Mercredi 6 mai 2009 3 06 /05 /Mai /2009 14:58


Hier, j'ai posé une question  à Madame Rachida DATI sur la délinquance des mineurs. Vous trouverez cette question ci-dessous.

Pour revoir cette question, vous pouvez cliquer sur le lien suivant: http://www.assemblee-nationale.fr/13/seance/questions-ministre-differe.asp


Jacques Alain Bénisti. Ma question s’adresse à Mme Rachida Dati. Madame la garde de sceaux, comme vous le savez, le Conseil national des villes a rendu public, le 12 mars dernier, un avis sur l’application de la loi du 5 mars 2007, relative à la prévention de la délinquance, dans lequel il constate l’absence quasi-systématique de mise en œuvre de cette loi pourtant centrée sur la prévention de la délinquance juvénile. Sans doute serez-vous d’accord avec moi pour trouver le constat navrant : alors que l’on reproche souvent – voire constamment – au Gouvernement de ne prendre que des mesures répressives, ce texte n’est pas appliqué par bon nombre d’élus et représentants de la justice. Voilà qui incite évidemment à se poser des questions. J’en parle en connaissance de cause. À l’époque, madame la ministre, nous avions travaillé ensemble à l’élaboration de ce texte, et je suis maire de l’une des quatre communes qui ont mis en place un conseil des droits et devoirs des familles, ainsi qu’un CLSPD nouvelle génération. J’ai pu constater que, malheureusement, certains conseils généraux comme celui du Val-de-Marne freinent toute initiative et refusent même de collaborer aux conseils des droits et devoirs des familles comme celui que j’ai créé dernièrement. C’est aussi fréquemment le cas pour les CLSPD où, en fonction de leur appartenance politique, les acteurs sociaux et parfois judiciaires y participent ou non. Je pourrais multiplier les exemples avec l’application à la carte des textes sur la récidive ou d’autres textes du même type. En la matière, le problème est que la loi sur la prévention de la délinquance repose non seulement sur le maire, mais aussi sur plusieurs maillons qui doivent collaborer de façon transversale et surtout décloisonnée. Mme la présidente. Merci de conclure, monsieur Bénisti. M. Jacques Alain Bénisti. Ma question est donc simple : que peut-on faire pour remédier à cette situation et de quels moyens disposez-vous, madame la ministre, pour enfin faire appliquer cette loi qui va dans le sens d’un renforcement de l’action collective et sociale ? Mme la présidente. La parole est à Mme la garde des sceaux.
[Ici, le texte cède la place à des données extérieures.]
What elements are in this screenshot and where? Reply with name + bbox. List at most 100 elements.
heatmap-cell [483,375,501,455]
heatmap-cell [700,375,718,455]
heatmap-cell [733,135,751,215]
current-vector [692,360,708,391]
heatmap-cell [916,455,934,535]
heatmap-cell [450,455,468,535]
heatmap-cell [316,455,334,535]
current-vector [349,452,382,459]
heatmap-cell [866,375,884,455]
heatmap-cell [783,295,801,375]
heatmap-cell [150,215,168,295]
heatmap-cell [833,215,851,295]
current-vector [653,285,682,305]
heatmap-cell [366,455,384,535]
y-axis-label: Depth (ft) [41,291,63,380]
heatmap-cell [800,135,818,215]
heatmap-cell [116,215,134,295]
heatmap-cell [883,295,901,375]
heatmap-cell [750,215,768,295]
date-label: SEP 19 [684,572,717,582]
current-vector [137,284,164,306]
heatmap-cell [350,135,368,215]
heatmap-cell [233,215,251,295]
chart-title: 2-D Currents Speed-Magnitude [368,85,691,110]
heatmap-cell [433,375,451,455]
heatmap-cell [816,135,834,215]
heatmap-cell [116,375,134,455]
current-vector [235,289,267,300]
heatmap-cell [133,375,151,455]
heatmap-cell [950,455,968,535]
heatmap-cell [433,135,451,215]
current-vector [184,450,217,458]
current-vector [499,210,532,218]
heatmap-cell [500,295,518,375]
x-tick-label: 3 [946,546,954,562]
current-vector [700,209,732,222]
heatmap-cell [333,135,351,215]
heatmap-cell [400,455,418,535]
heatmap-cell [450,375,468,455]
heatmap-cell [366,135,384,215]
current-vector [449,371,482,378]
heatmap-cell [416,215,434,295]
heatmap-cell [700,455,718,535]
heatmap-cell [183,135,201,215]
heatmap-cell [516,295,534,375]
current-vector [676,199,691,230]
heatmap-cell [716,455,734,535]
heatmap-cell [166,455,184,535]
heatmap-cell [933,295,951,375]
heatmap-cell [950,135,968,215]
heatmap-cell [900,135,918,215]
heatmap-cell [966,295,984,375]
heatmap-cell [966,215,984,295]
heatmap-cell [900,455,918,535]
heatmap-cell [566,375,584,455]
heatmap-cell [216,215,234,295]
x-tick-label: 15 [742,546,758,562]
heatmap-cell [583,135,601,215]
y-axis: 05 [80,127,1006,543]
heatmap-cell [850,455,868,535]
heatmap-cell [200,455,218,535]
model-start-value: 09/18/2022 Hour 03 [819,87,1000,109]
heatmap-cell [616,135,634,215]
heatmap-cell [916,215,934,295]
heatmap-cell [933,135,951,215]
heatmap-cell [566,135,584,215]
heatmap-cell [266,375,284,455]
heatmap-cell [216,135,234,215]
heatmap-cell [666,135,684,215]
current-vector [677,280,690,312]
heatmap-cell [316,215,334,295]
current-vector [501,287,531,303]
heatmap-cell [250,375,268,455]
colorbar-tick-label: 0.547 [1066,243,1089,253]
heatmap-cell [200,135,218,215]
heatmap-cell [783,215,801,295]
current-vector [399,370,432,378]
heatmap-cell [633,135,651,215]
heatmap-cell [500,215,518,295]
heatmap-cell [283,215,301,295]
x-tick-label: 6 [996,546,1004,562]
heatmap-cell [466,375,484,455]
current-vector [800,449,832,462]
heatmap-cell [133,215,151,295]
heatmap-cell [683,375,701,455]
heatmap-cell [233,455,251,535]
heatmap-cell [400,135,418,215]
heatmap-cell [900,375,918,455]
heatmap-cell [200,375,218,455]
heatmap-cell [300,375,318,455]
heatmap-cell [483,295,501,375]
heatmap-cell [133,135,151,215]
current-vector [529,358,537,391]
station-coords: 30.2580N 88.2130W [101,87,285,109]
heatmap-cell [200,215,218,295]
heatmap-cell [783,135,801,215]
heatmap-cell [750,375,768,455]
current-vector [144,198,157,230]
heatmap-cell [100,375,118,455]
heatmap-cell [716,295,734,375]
Mme Rachida Dati, garde des sceaux. Monsieur le député, vous vous souvenez que ce texte a consacré juridiquement divers dispositifs expérimentaux mis en œuvre par des acteurs de la prévention de la délinquance, notamment par de nombreux élus dont vous faisiez partie. Vous aviez d’ailleurs remis un rapport qui a largement inspiré le texte adopté le 5 mars 2007. Quels sont les apports importants de ce texte ? S’agissant du conseil des droits et devoirs des familles, le débat avait porté sur le fait de l’imposer ou non aux élus, en fonction de la taille des communes ; le choix a été laissé à la discrétion des conseils municipaux. Si certaines dispositions comme la création de ces conseils des droits et devoirs des familles ont été difficiles à mettre en œuvre, il ne faut pas oublier les nombreuses avancées permises par ce texte. De nouvelles infractions ont été créées : le délit d’embuscade envers les forces de l’ordre, une avancée majeure réalisée lorsque le Président était ministre de l’intérieur ; le happy slapping, acte de violence filmé par téléphone portable, a fait l’objet d’une qualification pénale qui permet de le réprimer ; la détention ou le transport de produits incendiaires ou explosifs. En 2007, ces nouvelles infractions ont donné lieu à trois condamnations pour délit d’embuscade, deux pour happy slapping, neuf pour détention de produits explosifs. Cette loi a aussi créé de nouvelles mesures : la sanction réparation ; les stages de responsabilité parentale dont vous avez été à l’initiative, monsieur Bénisti ; les stages de sensibilisation aux dangers de la drogue – 119 ont été mis en œuvre en 2007 ; les suivis socio-judiciaires pour les conjoints violents dans le cadre de violences conjugales. Un fonds interministériel de prévention de la délinquance a aussi été créé pour faciliter l’application de ce texte. À part quelques dispositions, ce texte sur la prévention de la délinquance est donc largement appliqué.